Entstehungshintergrund und Autor

Die Auseinandersetzungen um gutes Regieren (good governance) in einer Demokratie muss zum Ziel haben, eine bessere Demokratie zu schaffen! In den Alltags- und gesellschaftlichen Wirklichkeiten entwickeln sich Tendenzen, dass die für eine Volksherrschaft grundgelegten und unverzichtbaren, gleichwertigen Gewalten – Exekutive, Legislative, Judikative – sich in ihrer Gewichtigkeit verschieben und aus der Balance geraten: „Inzwischen ist die vollziehende Gewalt zum Dreh- und Angelpunkt geworden und hat den Umschlag in ein präsidiales Regierungsmodell der Demokratie nach sich gezogen“. Anstelle von selbst- und mitbestimmten Ansprüchen beim Regierungsgeschehen haben sich wohlfahrtsstaatliche, bevormundende, behütende und bürokratisierte Formen des Regierens entwickelt, die beim Bürger Ohnmachtsempfindungen auslösen und zu einem Nährboden für populistische und antidemokratische Rattenfänger werden (Kenneth Minogue, Die demokratische Sklavenmentalität. Wie der Überstaat die Alltagsmoral zerstört, 2013, www.socialnet.de/rezensionen/16608.php). Demokratie also muss gelernt und erfahren werden; nicht, indem man die Wirkungen und Strukturen über sich ergehen lässt oder aussitzt, sondern durch Mittun und Mitgestalten. Die Entwicklungen in den letzten Jahrzehnten zeigen, dass antidemokratische, populistische, völkische und nationalistische Kräfte gegen ihre größten Feinde, die freiheitlichen, demokratischen Strukturen, angehen und die Demokratie zerstören wollen, und damit auch die Bemühungen, Grenzen zu überwinden und zu internationalen, demokratischen Zusammenschlüssen zu kommen (Jos Schnurer, Die europäische Idee ist in Gefahr, 24.11.2015, www.sozial.de/index.php?id=94) durch neue Zäune und Mauern torpedieren.
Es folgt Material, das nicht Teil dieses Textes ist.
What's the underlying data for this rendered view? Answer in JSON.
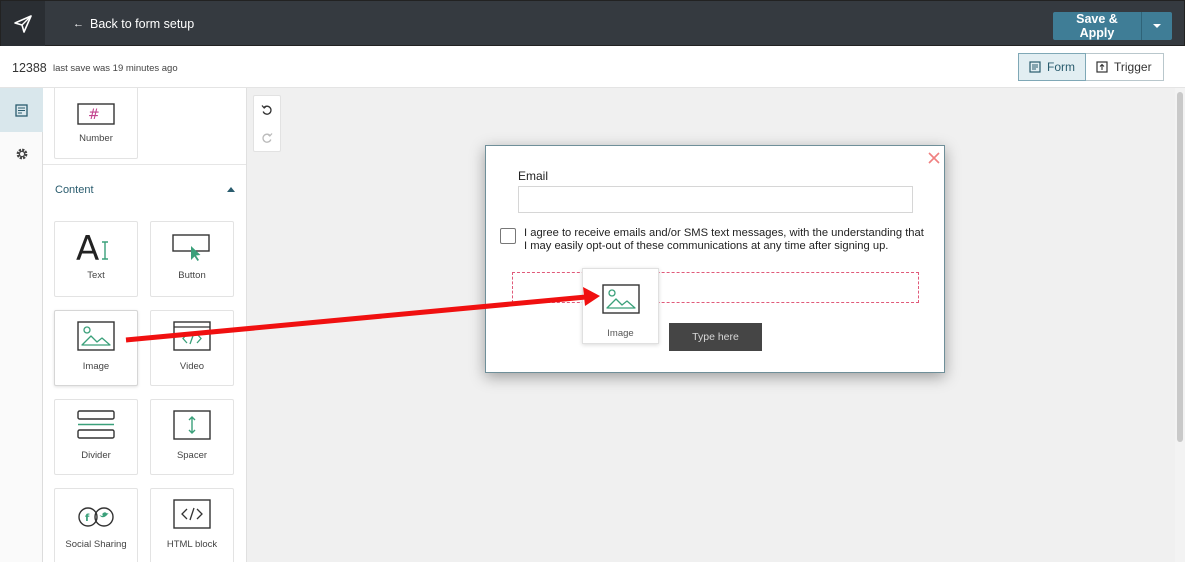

Der französische Historiker Pierre Rosanvallon ist ein überzeugter Demokrat. Seine wissenschaftlichen Arbeiten kreisen um die Fragen, wie den Menschen bewusst gemacht werden kann, dass sie Demokraten werden wollen oder, wenn demokratische Regierungsformen bereits in ihrer Gesellschaft vorhanden sind, sie zu bewahren, zu verteidigen und zu verändern hin zu mehr Demokratie. Dafür ist, um Demokratie leben zu können, der Blick in die Geschichte als Markierungspunkt dafür, wie wir geworden sind, was wir sind, unverzichtbar.

Aufbau und Inhalt

Der Autor sieht im Strukturwandel der zeitgenössischen Demokratien eine der größten Herausforderungen für die Menschheit. Es sind vier Dimensionen, die für eine Demokratie notwendig sind: Staatsbürgerliche Tätigkeit, politisches System, Gesellschaftsform und Regierungsform. Während er die drei genannten Voraussetzungen bereits in mehreren Veröffentlichungen diskutiert hat (auf Deutsch: „Demokratische Legitimität. Unparteilichkeit. Reflexivität. Nähe“, 2010; und „Die Gesellschaft der Gleichen“, 2013), setzt er sich mit der Dimension „Demokratie als Regierung“ in diesem Buch auseinander. Er betont dabei, dass damit keinesfalls ein Schlusspunkt oder ein endgültiges Fazit gezogen werden soll; vielmehr will er nützliche Werkzeuge bereitstellen, um zu einer gedanklichen Neubestimmung dieser Fragen beizutragen. Denn das dürfte die Motivation sein, dass sich der Autor historisch und aktuell mit den Fragen nach der Demokratie als Regierungsform auseinander setzt: „Tatsächlich sitzt uns die Geschichte derzeit im Nacken, und vielleicht ist das Bemühen, die Welt zu erklären, noch nie so notwendig gewesen, um den Anforderungen einer Gegenwart zu begegnen, die auf Messers Schneide steht“.

Rosanvallon gliedert das Buch in vier Kapitel.

  1. Im ersten thematisiert er die „exekutive Gewalt“ als eine problematische Geschichte.
  2. Im zweiten Kapitel setzt er sich mit der „Präsidialisierung der Demokratien“ auseinander.
  3. Im dritten zeigt er Entwicklungen auf, wie sie sich als Typus „Aneignungsdemokratie“ darstellen.
  4. Im vierten Kapitel schließlich formuliert er Entstehungs- und Wirkungsprozesse einer „Vertrauensdemokratie“.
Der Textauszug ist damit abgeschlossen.